Je passe à Exfiltrés d'Emmanuel Hamon que j'ai eu envie de voir grâce à la bande-annonce. J'ai trouvé le film dur dans son propos. Faustine, une jeune mère de famille d'origine africaine convertie à l'Islam depuis peu, part en "mission" pour 15 jours avec Noah, son petit garçon métis de 5 ans, en Turquie laissant Sylvain (Swann Arlaud), son mari, infirmier en chirurgie. Assistante sociale, elle veut aider.
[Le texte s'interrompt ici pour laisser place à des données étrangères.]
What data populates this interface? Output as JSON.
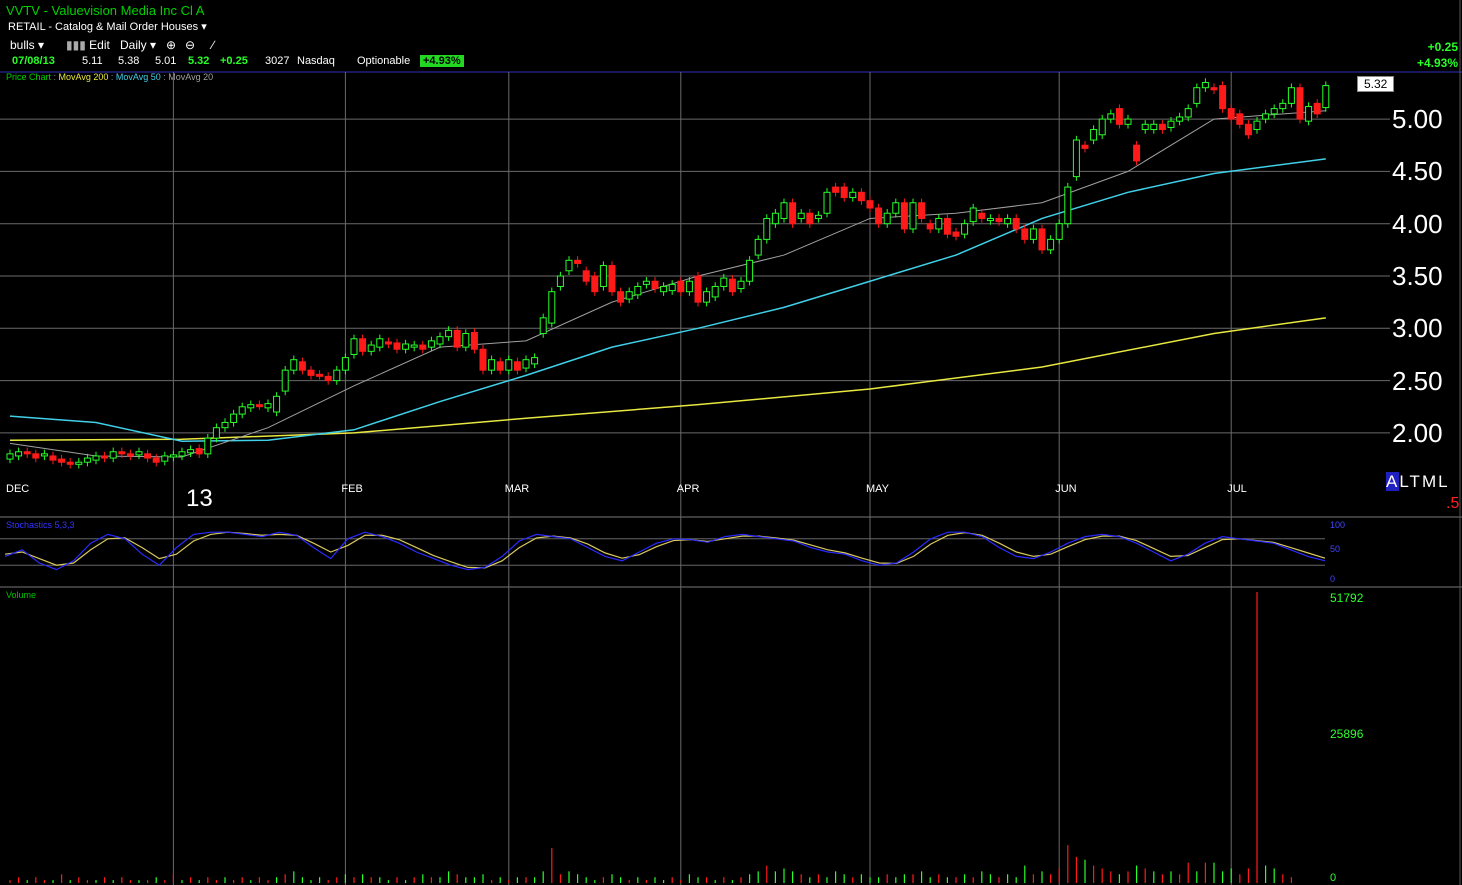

Elle avait tout prévue. Elle passe clandestinement la frontière turco-syrienne et elle se retrouve à Rakka, fief de Daech. L'histoire est inspirée d'une histoire vraie qui s'est déroulée en 2015. J'avoue que j'ai été un peu étonnée par le comportement de cette femme (l'actrice est un peu terne). Elle n"est pas fanatique mais elle se jette dans la gueule du loup. Très vite, elle se rend compte dans le piège où elle est tombée. Heureusement que des amis vont l'aider: son mari qui veut revoir son fils, le patron de Sylvain qui est chirugien, ainsi que Gabriel, le fils de ce dernier qui travaille dans une ONG en Turquie. Les trois derniers quart d'heure sont assez angoissants car on se demande si Faustine va arriver à s'échapper. Un film qui se laisse voir éventuellement ,mais j'ai trouvé certains moments assez pénibles et parfois "clichés" par rapport à des reportages que l'on a pu voir.